Supercooled storage of red blood cells slows down the metabolic storage lesion.

Red blood cell (RBC) transfusion, a life-saving intervention, is limited by reduced RBC potency over time. Cold storage at +4 °C for up to 42 days can reduce transfusion efficacy due to alterations termed the "storage lesion." Strategies to mitigate the storage lesion include alkaline additive solutions and supercooled storage to extend storage by reducing metabolic stresses. However, RBC metabolism during supercooled storage in standard or alkaline additives remains unstudied. This study, thus, investigated the impact of storage additives (alkaline E-Sol5 and standard SAGM) and temperatures (+4 °C, -4 °C, -8 °C) on RBC metabolism during 21- and 42-days storage using high-throughput metabolomics. RBCs stored with E-Sol5 showed increased glycolysis and higher ratios of reduced to oxidized glutathione compared to SAGM. Supercooled storage at -4 °C showed markedly lower hemolysis than -8°C, preserved adenylate pools, decreased glucose consumption, and reduced lactate accumulation and pentose phosphate pathway activation.
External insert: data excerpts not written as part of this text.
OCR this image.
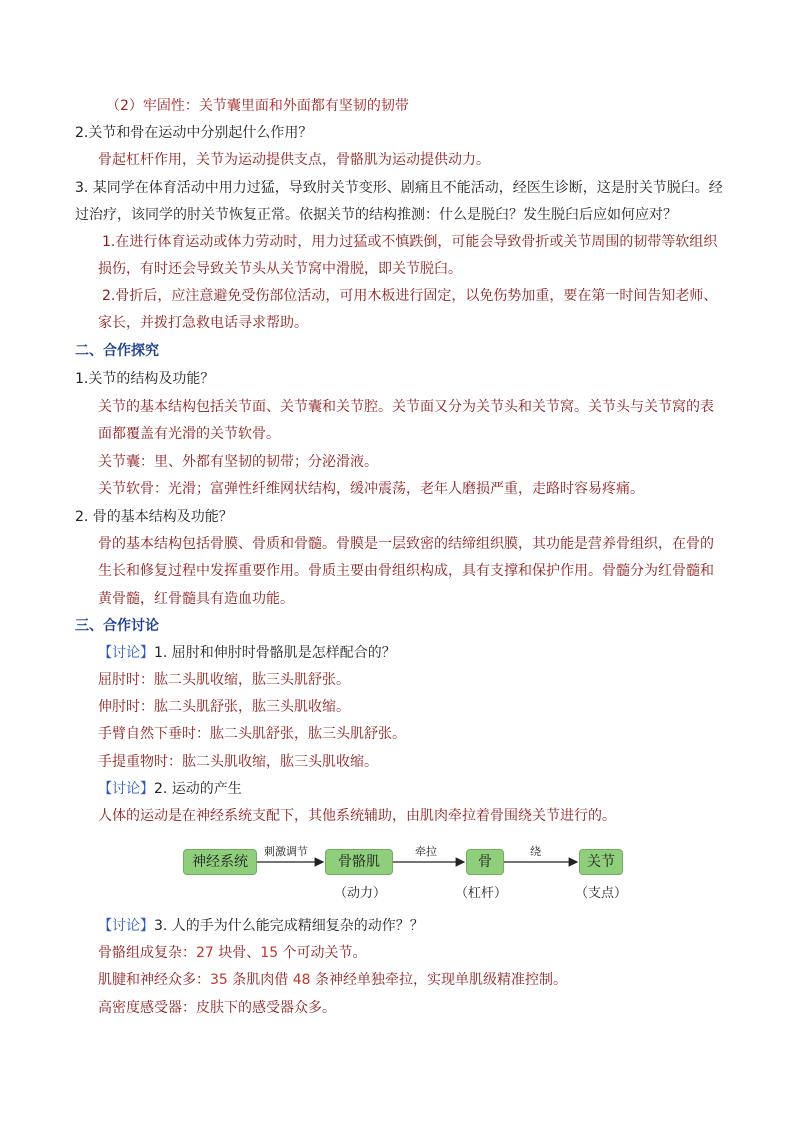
（2）牢固性：关节囊里面和外面都有坚韧的韧带
2.关节和骨在运动中分别起什么作用？
骨起杠杆作用，关节为运动提供支点，骨骼肌为运动提供动力。
3. 某同学在体育活动中用力过猛，导致肘关节变形、剧痛且不能活动，经医生诊断，这是肘关节脱臼。经
过治疗，该同学的肘关节恢复正常。依据关节的结构推测：什么是脱臼？发生脱臼后应如何应对？
1.在进行体育运动或体力劳动时，用力过猛或不慎跌倒，可能会导致骨折或关节周围的韧带等软组织
损伤，有时还会导致关节头从关节窝中滑脱，即关节脱臼。
2.骨折后，应注意避免受伤部位活动，可用木板进行固定，以免伤势加重，要在第一时间告知老师、
家长，并拨打急救电话寻求帮助。
二、合作探究
1.关节的结构及功能？
关节的基本结构包括关节面、关节囊和关节腔。关节面又分为关节头和关节窝。关节头与关节窝的表
面都覆盖有光滑的关节软骨。
关节囊：里、外都有坚韧的韧带；分泌滑液。
关节软骨：光滑；富弹性纤维网状结构，缓冲震荡，老年人磨损严重，走路时容易疼痛。
2. 骨的基本结构及功能？
骨的基本结构包括骨膜、骨质和骨髓。骨膜是一层致密的结缔组织膜，其功能是营养骨组织，在骨的
生长和修复过程中发挥重要作用。骨质主要由骨组织构成，具有支撑和保护作用。骨髓分为红骨髓和
黄骨髓，红骨髓具有造血功能。
三、合作讨论
【讨论】1. 屈肘和伸肘时骨骼肌是怎样配合的？
屈肘时：肱二头肌收缩，肱三头肌舒张。
伸肘时：肱二头肌舒张，肱三头肌收缩。
手臂自然下垂时：肱二头肌舒张，肱三头肌舒张。
手提重物时：肱二头肌收缩，肱三头肌收缩。
【讨论】2. 运动的产生
人体的运动是在神经系统支配下，其他系统辅助，由肌肉牵拉着骨围绕关节进行的。
神经系统	骨骼肌	骨	关节
刺激调节	牵拉	绕
（动力）	（杠杆）	（支点）
【讨论】3. 人的手为什么能完成精细复杂的动作？？
骨骼组成复杂：27 块骨、15 个可动关节。
肌腱和神经众多：35 条肌肉借 48 条神经单独牵拉，实现单肌级精准控制。
高密度感受器：皮肤下的感受器众多。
The combination of supercooled storage and E-Sol5 helped to preserve ATP and 2,3-DPG reservoirs, while preventing catabolism and free fatty acid accumulation. While supercooled storage with E-Sol5 offers a promising alternative to standard storage, preserving RBC metabolic and functional quality, further research is necessary to validate and improve on these foundational findings.